Christopher Gill, William Smart, Terry Tidwell and Robert Glaubius

Workshop on Operating Systems Platforms for Embedded Real-Time applications (OSPERT 2008)
Prague, Czech Republic, July 1 2008


Summary

Scheduling the execution of multiple concurrent tasks on shared resources such as CPUs and network links is essential to ensuring the reliable and correct operation of real-time systems. For closed hard real-time systems in which task sets and the dependences among them are well known a priori, well known real-time scheduling techniques can offer rigorous timing and preemption guarantees. However, for open soft-real-time systems in which task sets and dependences may vary or may not be known a priori, and for which we would still like reasonably good real-time behavior, new scheduling techniques are needed.

Our recent work has shown that modeling non-preemptive resource sharing between threads as a Markov Decision Process (MDP) produces (1) an analyzable utilization state space, and (2) a representation of a scheduling decision policy based on the MDP, even when task execution times are loosened from exact values to known distributions within which their execution times may vary. However, if dependences among tasks, or the distributions of their execution times are not known, then how to obtain the appropriate MDP remains an open problem.

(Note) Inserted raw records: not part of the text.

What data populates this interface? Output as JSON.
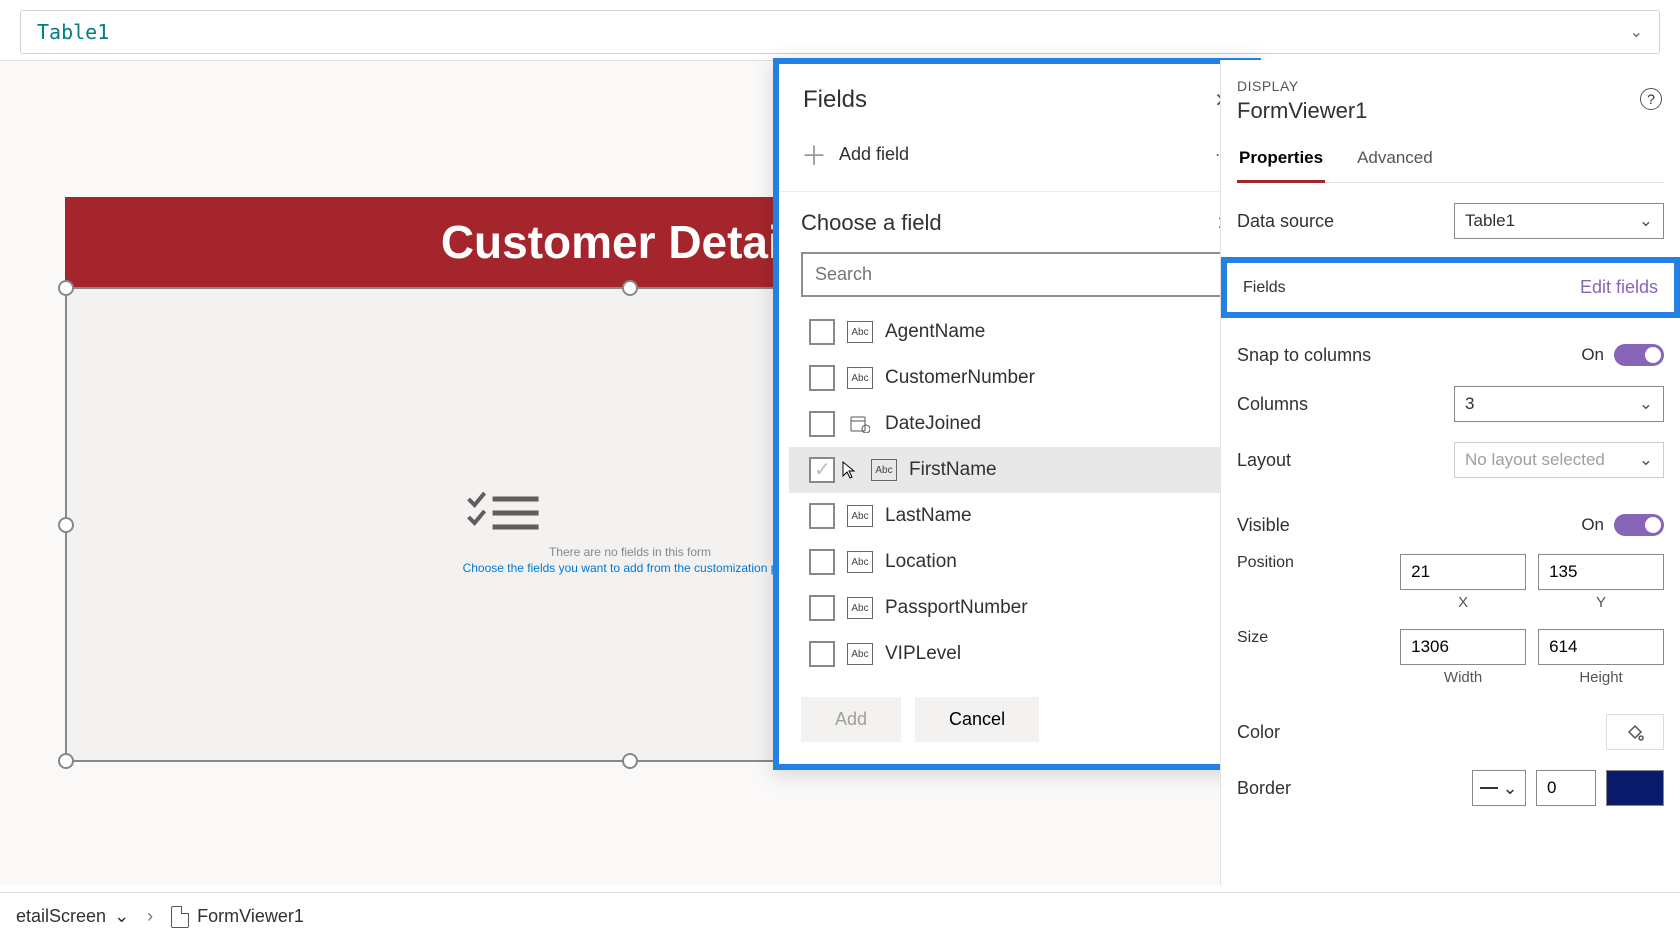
{
  "formula_bar": {
    "text": "Table1"
  },
  "canvas": {
    "header_title": "Customer Details",
    "empty_line1": "There are no fields in this form",
    "empty_line2": "Choose the fields you want to add from the customization pane"
  },
  "fields_panel": {
    "title": "Fields",
    "add_field": "Add field",
    "choose_title": "Choose a field",
    "search_placeholder": "Search",
    "items": [
      {
        "name": "AgentName",
        "type": "Abc",
        "hover": false
      },
      {
        "name": "CustomerNumber",
        "type": "Abc",
        "hover": false
      },
      {
        "name": "DateJoined",
        "type": "date",
        "hover": false
      },
      {
        "name": "FirstName",
        "type": "Abc",
        "hover": true
      },
      {
        "name": "LastName",
        "type": "Abc",
        "hover": false
      },
      {
        "name": "Location",
        "type": "Abc",
        "hover": false
      },
      {
        "name": "PassportNumber",
        "type": "Abc",
        "hover": false
      },
      {
        "name": "VIPLevel",
        "type": "Abc",
        "hover": false
      }
    ],
    "add_btn": "Add",
    "cancel_btn": "Cancel"
  },
  "props": {
    "display_label": "DISPLAY",
    "control_name": "FormViewer1",
    "tabs": {
      "properties": "Properties",
      "advanced": "Advanced"
    },
    "data_source": {
      "label": "Data source",
      "value": "Table1"
    },
    "fields_row": {
      "label": "Fields",
      "action": "Edit fields"
    },
    "snap": {
      "label": "Snap to columns",
      "state": "On"
    },
    "columns": {
      "label": "Columns",
      "value": "3"
    },
    "layout": {
      "label": "Layout",
      "value": "No layout selected"
    },
    "visible": {
      "label": "Visible",
      "state": "On"
    },
    "position": {
      "label": "Position",
      "x": "21",
      "y": "135",
      "xl": "X",
      "yl": "Y"
    },
    "size": {
      "label": "Size",
      "w": "1306",
      "h": "614",
      "wl": "Width",
      "hl": "Height"
    },
    "color": {
      "label": "Color"
    },
    "border": {
      "label": "Border",
      "width": "0"
    }
  },
  "breadcrumb": {
    "screen": "etailScreen",
    "control": "FormViewer1"
  }
}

In this paper, we posit that this problem formulation is likely well suited for applying reinforcement learning (RL) techniques. In doing so, our goal is to overcome a lack of knowledge about how the tasks behave internally, by recording their utilizations (states) and their actions (which tasks are scheduled), and observing the transitions among states under different actions. We give an overview of our progress to date, and our planned research over the next year or so in this direction.